Minister for Immigration, Citizenship and Multicultural Affairs Andrew Giles also announced that two councils in Melbourne — the City of Yarra and Darebin City Council — would have the ability to hold citizenship ceremonies reinstated.
The councils were stripped of that power by the previous Coalition government in 2017 after both voted to scrap citizenship ceremonies on January 26 in a protest over what the day signifies for Aboriginal and Torres Strait Islander people.
Mr Giles described the move as a “pragmatic change”.
“It is the Australian government’s strong expectation that councils conduct ceremonies on January 26,” he said.
“The Australian government implores councils to have new citizens as their key focus, recognising that many community members want to complete their journey to Australian citizenship in connection with Australia Day,” he said.

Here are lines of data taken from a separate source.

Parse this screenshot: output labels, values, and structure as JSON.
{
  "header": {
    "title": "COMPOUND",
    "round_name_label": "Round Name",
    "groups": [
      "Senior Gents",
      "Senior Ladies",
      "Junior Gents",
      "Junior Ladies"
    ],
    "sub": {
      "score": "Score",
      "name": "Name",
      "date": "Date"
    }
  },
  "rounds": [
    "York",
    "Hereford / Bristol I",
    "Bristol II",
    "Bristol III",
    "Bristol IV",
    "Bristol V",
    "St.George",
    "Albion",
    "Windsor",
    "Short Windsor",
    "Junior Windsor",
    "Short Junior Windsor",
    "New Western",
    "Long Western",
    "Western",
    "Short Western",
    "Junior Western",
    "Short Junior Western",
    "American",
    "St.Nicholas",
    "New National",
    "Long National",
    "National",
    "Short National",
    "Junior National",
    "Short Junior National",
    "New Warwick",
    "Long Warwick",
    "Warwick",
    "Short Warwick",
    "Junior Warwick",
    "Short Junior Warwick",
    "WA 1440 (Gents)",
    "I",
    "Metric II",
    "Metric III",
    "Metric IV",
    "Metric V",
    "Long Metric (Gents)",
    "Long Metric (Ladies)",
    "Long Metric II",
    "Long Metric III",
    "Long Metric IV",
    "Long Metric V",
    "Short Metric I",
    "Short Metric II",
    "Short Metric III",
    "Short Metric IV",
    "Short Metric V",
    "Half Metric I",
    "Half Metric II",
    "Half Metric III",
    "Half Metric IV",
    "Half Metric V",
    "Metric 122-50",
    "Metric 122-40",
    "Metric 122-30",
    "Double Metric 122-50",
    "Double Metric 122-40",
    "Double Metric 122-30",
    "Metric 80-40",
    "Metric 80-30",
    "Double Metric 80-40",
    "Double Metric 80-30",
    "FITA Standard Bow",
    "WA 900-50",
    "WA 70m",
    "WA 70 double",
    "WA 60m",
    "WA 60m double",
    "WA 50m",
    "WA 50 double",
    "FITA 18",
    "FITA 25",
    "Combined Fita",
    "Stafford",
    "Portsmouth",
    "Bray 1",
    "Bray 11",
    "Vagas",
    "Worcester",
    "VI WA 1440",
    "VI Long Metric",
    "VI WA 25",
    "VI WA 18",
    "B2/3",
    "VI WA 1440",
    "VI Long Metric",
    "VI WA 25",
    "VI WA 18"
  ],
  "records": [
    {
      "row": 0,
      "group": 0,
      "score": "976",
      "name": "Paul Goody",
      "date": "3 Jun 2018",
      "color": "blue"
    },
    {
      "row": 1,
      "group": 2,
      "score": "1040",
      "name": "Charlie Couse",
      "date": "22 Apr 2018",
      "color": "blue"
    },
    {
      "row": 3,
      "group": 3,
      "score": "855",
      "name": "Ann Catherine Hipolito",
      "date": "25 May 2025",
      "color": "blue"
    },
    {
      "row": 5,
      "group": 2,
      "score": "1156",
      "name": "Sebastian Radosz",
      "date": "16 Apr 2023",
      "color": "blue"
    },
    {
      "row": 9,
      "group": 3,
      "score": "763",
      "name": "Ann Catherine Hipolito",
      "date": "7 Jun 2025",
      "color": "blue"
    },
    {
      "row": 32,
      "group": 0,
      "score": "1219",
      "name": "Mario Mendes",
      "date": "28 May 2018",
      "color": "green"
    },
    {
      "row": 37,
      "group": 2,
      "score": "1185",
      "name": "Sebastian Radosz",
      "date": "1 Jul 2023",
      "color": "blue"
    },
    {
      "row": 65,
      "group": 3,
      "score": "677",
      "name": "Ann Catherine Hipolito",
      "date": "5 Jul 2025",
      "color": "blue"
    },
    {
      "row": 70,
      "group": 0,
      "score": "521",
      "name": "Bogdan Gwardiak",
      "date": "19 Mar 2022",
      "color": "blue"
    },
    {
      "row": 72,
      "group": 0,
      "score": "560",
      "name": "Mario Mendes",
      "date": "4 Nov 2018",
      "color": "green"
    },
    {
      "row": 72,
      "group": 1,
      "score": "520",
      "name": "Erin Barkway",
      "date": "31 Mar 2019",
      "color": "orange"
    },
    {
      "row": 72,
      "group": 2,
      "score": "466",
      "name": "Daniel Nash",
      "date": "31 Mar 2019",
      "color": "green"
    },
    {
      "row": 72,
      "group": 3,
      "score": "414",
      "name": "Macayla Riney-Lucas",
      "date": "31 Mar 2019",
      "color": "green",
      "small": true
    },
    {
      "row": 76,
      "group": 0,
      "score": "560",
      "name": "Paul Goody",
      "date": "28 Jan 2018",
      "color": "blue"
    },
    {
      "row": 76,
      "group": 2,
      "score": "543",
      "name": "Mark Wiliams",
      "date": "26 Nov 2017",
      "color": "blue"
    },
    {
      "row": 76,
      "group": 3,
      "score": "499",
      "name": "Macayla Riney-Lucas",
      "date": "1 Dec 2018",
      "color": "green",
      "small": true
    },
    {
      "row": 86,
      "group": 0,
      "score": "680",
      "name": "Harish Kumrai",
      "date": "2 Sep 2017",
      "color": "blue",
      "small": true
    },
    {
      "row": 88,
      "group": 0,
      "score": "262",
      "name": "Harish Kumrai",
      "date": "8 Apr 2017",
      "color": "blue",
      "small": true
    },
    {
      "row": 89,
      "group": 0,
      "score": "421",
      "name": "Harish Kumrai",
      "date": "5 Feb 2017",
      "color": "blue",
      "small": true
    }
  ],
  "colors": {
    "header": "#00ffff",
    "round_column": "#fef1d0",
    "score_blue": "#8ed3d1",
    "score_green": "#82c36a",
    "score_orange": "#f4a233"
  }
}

“The government’s priority is to ensure that, where people have made the choice to become Australia citizens, they are afforded that opportunity in their own communities, with friends and family, in a timely way.”
Prime Minister Anthony Albanese echoed Mr Giles’ comments, saying the government’s decision was to make sure that regardless of where future-citizens live they will be able to attend a citizenship ceremony in person.
Shadow Minister for Immigration and Citizenship Dan Tehan accused Labor of undermining the date’s significance and “laying the groundwork to abolish January 26 as Australia Day”.
“New citizens are taught that Australia Day is our biggest annual public holiday and that the day ‘is about acknowledging and celebrating the contribution that every Australian makes to our contemporary and dynamic nation’,” he said.
“Now the message they are receiving from the Albanese government is that January 26 is no more special than any other day of that week.”
Mr Albanese denied the move was part of a broader plan to move Australia Day to a different date.
The minister said a number of councils had indicated that they wanted to move away from holding the ceremonies on Australia Day because of higher costs for operating on a public holiday, and a desire to include the ceremonies as part of a broader program.
In 2017, Yarra Council voted to hold a small-scale “culturally sensitive” event featuring a smoking ceremony on January 26.